Personal information
- Full name: Aarón Romero Catalán
- Date of birth: 15 June 1999 (age 27)
- Place of birth: Castellón de la Plana, Spain
- Height: 1.78 m (5 ft 10 in)
- Position: Left-back

Team information
- Current team: Chaves
- Number: 3

Youth career
- Castellón
- Rafalafena
- Castellón

Senior career*
- Years: Team / Apps / (Gls)
- 2018–2021: Castellón B / 82 / (11)
- 2020–2023: Castellón / 21 / (1)
- 2023–2024: Almería B / 50 / (4)
- 2024–: Chaves / 39 / (1)

= Aarón Romero =

Spanish association football player (born 1999)

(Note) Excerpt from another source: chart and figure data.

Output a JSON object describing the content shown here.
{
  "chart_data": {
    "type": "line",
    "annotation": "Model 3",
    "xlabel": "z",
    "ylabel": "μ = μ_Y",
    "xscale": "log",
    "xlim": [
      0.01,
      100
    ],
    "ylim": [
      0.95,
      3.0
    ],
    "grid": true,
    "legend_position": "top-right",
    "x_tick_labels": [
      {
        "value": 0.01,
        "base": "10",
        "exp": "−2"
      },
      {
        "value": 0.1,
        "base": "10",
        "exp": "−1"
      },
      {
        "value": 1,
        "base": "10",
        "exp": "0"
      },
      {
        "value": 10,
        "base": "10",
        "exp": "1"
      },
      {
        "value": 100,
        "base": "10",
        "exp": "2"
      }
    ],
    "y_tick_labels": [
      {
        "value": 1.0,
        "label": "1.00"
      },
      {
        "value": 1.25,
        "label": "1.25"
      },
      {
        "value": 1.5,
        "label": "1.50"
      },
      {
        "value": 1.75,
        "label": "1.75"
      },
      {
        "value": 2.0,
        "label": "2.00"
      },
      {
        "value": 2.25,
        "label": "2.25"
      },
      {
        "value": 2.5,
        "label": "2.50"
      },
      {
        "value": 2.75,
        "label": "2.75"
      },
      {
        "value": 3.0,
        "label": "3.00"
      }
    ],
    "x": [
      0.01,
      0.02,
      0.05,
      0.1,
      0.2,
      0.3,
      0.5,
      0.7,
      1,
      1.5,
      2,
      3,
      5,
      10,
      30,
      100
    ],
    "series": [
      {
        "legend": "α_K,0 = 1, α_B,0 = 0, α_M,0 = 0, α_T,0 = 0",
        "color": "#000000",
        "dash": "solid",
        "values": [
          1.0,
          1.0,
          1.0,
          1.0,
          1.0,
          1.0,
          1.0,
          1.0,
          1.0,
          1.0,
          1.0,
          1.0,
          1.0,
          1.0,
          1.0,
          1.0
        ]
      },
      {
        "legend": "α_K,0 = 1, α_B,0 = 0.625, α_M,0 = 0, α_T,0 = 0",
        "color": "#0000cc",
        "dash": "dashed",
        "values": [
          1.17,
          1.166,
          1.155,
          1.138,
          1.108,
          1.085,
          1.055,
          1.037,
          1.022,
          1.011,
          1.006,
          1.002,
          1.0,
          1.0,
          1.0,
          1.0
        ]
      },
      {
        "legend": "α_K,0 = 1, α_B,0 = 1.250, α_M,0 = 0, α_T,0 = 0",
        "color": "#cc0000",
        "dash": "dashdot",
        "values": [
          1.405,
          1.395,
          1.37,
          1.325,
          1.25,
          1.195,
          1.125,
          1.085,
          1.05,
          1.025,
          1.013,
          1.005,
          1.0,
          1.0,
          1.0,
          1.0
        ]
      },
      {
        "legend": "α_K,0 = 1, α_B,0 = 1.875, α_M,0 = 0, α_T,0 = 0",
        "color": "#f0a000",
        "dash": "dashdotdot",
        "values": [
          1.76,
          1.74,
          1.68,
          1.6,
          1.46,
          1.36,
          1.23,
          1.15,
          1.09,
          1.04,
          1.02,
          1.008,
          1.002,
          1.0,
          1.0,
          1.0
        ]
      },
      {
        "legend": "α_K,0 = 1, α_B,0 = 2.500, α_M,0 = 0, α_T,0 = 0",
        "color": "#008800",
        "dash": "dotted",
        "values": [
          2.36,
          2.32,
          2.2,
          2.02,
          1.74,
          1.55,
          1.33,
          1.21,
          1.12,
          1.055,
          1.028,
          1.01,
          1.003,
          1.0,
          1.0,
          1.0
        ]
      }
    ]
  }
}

Aarón Romero Catalán (born 15 June 1999) is a Spanish professional footballer who plays as a left-back for Liga Portugal 2 club Chaves.

==Club career==
Romero was born in Castellón de la Plana, Valencian Community, and represented CD Castellón and CF Rafalafena as a youth. He made his senior debut with the reserves on 20 May 2018, starting in a 4–0 Regional Preferente Valenciana away win against CF Sant Jordí.

Romero scored his first senior goal on 9 December 2018, netting his team's second in a 2–0 away win against CF Borriol. He made his first team debut on 16 December 2020, coming on as a late substitute for Jesús Carrillo in a 2–0 win at CD San Fernando, for the season's Copa del Rey.

Romero made his Segunda División debut on 30 May 2021, replacing Carlos Delgado in a 0–3 away loss against Málaga CF, as his side was already relegated. On 31 January 2023, he moved to UD Almería B in Tercera Federación.

On 2 July 2024, Romero moved to Portugal, joining Liga Portugal 2 club Chaves.